Ticaret şirketlerinde ise sınırlı sorumluluk ilkesi mevcuttur. Bu ilke uyarınca, şirketin ve ortakların malvarlığı, ayrı ve bağımsız olmalıdır. Tüzel kişi ile ortakları arasında malvarlığı ile sorumluluk ayrılmaktadır.
Ancak uygulamada ve doktrinde tüzel kişi ile ortaklarının alanlarının ve malvarlığının birbirine karışması halinde, yetersiz sermaye durumunda, aynı şirketler topluluğu içinde yer alan kardeş şirketler arasında koşulların varlığı halinde ve çok istisnai hallerde Tüzel Kişilik Perdesinin Kaldırılması Teorisinin uygulanmasının mümkün olabileceği de kabul edilmektedir.
Perdenin kaldırılması kuramı sadece tüzel kişilik perdesinin arkasına saklanan ve onu dürüstlük kurallarına aykırı biçimde bir kalkan olarak sorumluluktan kurtulmak amacıyla kullanan kişilerin sorumlu kılınması yöntemidir. Nitekim perdenin kaldırılması, kişiler hukukunun temel öğelerinden biri olan tüzel kişilik kavramının yok sayılması anlamına gelmektedir. Bu nedenle mal varlığının bağımsızlığı ve sınırlı sorumluluk ilkelerinin istisnası olan tüzel kişilik perdesinin aralanması teorisi ancak istisnai ve sınırlı durumlarda titizlikle uygulanması gereken bir teoridir. Bu teori, istisnai bir teori olduğundan mümkün olduğunca dar yorumlanmalı ve bu teorinin uygulanmasına ancak tüzel kişilik kavramının arkasına saklanılarak dürüstlük kuralına aykırı davranıldığı, kendisine tanınan hakkın kötüye kullanılarak üçüncü kişilerin zarara uğratıldığı, zarara yol açan tüzel kişinin sorumluluğuna hükmedebilmek için ise başka bir yasal nedene dayanılmasının mümkün olmadığı durumlarda başvurulmalıdır.

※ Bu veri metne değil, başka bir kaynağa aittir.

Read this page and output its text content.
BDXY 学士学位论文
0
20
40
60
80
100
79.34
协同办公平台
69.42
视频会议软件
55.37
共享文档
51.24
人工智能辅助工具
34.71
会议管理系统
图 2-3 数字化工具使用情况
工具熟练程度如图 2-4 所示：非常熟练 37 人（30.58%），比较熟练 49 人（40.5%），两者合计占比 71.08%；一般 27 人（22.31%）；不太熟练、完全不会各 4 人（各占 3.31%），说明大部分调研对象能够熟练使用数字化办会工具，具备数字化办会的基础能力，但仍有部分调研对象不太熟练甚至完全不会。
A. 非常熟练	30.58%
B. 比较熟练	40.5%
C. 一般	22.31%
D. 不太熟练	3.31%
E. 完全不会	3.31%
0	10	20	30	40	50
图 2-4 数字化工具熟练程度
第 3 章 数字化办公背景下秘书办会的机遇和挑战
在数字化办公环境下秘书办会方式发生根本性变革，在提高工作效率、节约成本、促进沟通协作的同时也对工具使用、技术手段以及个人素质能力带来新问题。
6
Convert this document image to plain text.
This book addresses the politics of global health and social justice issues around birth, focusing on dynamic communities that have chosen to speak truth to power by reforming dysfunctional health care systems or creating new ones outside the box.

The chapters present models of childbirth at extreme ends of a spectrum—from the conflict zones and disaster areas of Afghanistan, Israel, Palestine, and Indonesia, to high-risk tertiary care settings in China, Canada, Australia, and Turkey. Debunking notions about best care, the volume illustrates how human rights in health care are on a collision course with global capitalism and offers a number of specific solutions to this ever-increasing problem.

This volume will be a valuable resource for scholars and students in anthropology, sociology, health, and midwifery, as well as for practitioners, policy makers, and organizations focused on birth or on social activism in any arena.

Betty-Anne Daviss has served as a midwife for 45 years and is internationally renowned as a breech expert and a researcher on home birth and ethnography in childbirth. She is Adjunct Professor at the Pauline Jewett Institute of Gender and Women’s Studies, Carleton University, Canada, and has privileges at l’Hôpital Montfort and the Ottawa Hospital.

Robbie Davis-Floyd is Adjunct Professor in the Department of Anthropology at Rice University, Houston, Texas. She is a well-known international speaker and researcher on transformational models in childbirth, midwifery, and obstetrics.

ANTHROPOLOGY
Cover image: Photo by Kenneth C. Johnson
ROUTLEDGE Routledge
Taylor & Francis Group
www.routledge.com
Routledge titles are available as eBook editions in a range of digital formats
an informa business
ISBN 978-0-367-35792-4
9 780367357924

Tüzel kişilik perdesinin kaldırılması farklı görünümlerde karşımıza çıkmaktadır. Bunlardan biri, tüzel kişilik perdesinin çapraz aralanmasıdır. Bu kurum, iki veya daha fazla tüzel kişiliğin birbirini dürüstlük kurallarına aykırı biçimde bir kalkan olarak sorumluluktan kurtulmak amacıyla kullanması halinde söz konusu olacaktır.
Tüzel Kişilik Perdesinin Çapraz Aralanması
Tüze kişilik perdesinin kaldırılmasını farklı bir görünümü olan tüzel kişilik perdesinin çapraz aralanması, genellikle kardeş şirketler arasında söz konusu olmaktadır. Dolayısıyla, özellikle tüzel kişilik perdesinin çapraz aralanması teorisinin uygulanabilmesi için, ana şirket ile kardeş şirket ve ortaklar arasındaki karmaşık ilişkiler zinciri net bir şekilde ortaya konulmalıdır. Bu noktada bu şirketlerin ekonomik anlamda bağımsız şirket vasfında olup olmadığının araştırılması büyük önem taşımaktadır. Çünkü kardeş şirketler arasında perdenin aralanması teorisine başvurabilmek için tek bir iktisadi işletmenin yürütüldüğü farklı faaliyetler için birbirinden bağımsız tüzel kişiliklerin kurulmuş olması gerekmektedir. Hukuken iki farklı tüzel kişilik gibi görünen bu şirketler aslında özdeştir, alacaklılardan mal kaçırmak ya da sorumluluktan kurtulmak amacıyla kötü niyetli olarak iki farklı tüzel kişilik gibi kurulmuştur. Ayrıca bunların üretim, pazarlama ve ihracat faaliyetleri birbirini tamamlayıcı nitelikte olup, şirketler aslında tek ve aynı iktisadi işletmeye vücut vermektedir.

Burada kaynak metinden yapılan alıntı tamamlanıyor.